A história tem uns quantos artistas geniais que se deixam enredar no hábito de tentar responder às questões que importam, Tolstói é um deles. A certa altura descobre que a raiz de todo o mal está a propriedade por exemplo, idealiza uma vida de peregrino despojado de bens. Tolstói procurava ora na filosofia (racional) ora na religião (fé) uma solução, também deixou de escrever, contrariando os amigos escritores que imploravam para que não o fizesse. Para onde quer que se virasse, não encontrava solução para os seus prórpios problemas (até se tornou, não ateu, mas profundamente anti-clerical e anti-igreja, procurando ter ele próprio a sua interpretação das sagradas escrituras). Em Portugal, Zeca Afonso foi o último artista 'santo'. A questão para ele era 'se eu penso isto, se isto é a verdade, então tenho de levar as coisas às últimas consequências' e então tinha pânico de se comprometer e não ser verdadeiro, num mundo muito cinzento e confuso que o tentava arrastar para um lado ou para o outro e que se preocupava com coisas muito mais prosaicas e práticas.
As questões que importam têm o problema de não terem resposta e qualquer cidadão normal, mesmo um com algumas angústias, ou mesmo um artista qualquer, convive bem com isso.
Podemos pensar em Deus num momento em que vemos um céu estrelado ou num funeral, mas não é que tenhamos de pensar nele 24h por dia ou quando estamos na privacidade do WC e isso se torna constrangedor. Podemos preocupar-nos com os pobres mas não significa que tenhamos de sacrificar a nossa situação e sermos peregrinos sem nada. Conheci uma pessoa assim uma vez, e era uma pessoa tenebrosa, fez isso de dar tudo, mas depois cravava as pessoas para tudo e não se calava com o facto de ter feito isso, tinha muita fé e tentava convencer os outros a fazer o mesmo.
somos só uns pequenos animais, uns bichos.
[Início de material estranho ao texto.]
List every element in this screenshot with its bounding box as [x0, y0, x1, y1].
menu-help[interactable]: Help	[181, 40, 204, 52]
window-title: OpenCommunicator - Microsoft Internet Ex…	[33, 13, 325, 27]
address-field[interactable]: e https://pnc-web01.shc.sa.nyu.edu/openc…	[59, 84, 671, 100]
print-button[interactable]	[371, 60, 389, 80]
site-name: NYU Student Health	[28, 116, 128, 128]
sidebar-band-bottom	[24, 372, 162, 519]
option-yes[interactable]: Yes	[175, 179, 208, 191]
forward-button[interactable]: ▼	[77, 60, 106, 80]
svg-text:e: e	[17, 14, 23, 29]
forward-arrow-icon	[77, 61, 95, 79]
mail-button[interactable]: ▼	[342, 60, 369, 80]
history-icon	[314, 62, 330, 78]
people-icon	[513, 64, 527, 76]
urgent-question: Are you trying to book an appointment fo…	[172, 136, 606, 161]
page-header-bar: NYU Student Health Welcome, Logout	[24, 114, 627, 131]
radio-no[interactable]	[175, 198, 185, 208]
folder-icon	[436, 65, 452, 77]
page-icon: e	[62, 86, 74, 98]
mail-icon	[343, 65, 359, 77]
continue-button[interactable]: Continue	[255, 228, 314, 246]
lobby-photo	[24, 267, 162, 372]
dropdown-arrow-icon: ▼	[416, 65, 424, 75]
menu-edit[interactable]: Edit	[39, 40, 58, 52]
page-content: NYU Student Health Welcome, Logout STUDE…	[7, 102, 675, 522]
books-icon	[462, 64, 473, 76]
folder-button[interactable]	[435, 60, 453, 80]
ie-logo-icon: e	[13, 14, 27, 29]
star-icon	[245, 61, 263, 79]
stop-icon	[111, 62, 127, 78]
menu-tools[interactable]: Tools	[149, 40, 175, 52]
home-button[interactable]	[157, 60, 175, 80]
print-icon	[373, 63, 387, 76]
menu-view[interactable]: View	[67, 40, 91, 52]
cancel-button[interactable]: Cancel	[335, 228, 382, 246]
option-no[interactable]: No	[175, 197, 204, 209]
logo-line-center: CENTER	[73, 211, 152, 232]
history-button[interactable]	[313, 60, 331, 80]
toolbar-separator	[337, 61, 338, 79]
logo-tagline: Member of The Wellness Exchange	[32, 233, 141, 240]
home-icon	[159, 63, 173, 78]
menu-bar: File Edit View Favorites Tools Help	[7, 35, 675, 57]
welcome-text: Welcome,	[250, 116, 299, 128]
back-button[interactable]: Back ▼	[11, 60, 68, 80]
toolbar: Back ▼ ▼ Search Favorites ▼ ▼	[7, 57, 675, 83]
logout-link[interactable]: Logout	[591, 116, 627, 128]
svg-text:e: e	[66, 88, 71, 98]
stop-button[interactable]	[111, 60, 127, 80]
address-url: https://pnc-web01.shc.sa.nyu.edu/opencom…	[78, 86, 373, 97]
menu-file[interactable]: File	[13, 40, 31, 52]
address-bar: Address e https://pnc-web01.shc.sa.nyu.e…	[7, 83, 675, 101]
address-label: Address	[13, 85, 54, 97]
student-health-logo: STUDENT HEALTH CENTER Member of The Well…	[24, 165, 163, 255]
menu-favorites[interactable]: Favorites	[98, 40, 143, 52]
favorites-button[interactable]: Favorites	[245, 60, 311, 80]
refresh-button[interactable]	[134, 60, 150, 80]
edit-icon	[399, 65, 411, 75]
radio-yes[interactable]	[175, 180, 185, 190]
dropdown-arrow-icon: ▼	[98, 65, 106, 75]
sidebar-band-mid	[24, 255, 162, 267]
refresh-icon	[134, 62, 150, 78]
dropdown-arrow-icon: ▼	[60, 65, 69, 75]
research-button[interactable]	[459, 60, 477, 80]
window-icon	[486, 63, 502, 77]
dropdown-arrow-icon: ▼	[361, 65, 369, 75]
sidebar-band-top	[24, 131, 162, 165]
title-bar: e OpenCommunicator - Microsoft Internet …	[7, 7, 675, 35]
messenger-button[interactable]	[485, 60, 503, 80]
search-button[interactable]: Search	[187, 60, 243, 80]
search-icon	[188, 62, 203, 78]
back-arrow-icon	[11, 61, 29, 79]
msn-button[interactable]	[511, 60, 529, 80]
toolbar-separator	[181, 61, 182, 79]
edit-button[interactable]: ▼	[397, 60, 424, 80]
As ovelhas são demasiado burras para irem sequer para a sombra das árvores ali ao pé e muitas morrem de insolação e nós somos assim. E depois alguns armam-se em cão-pastor. Tolstói e Zeca Afonso pensavam que eram parte do rebanho com as suas músicas e livros porque sentiam que não eram compreendidos integralmente ou que aquilo era entretenimento, o que em grande parte é verdade. Mas essas coisas, os seus livros ou músicas, eram pequenas nuvens a passar por cima do rebanho, projectando um pouco de sombra fresca nas existências áridas.
2 comentários:
Tolan, cada vez gosto mais do q escreve.
Talvez as pessoas mais talentosas sejam mesmo as existencialmente angustiadas.
Belo texto q aqui postou!
Um texto, de certo modo, tolstoiano, pois não desiste de repensar na frase seguinte o que disse na anterior. Os nossos cronistas e críticos encartados deviam aprender a escrever assim e não a fazer-nos passar por idiotas.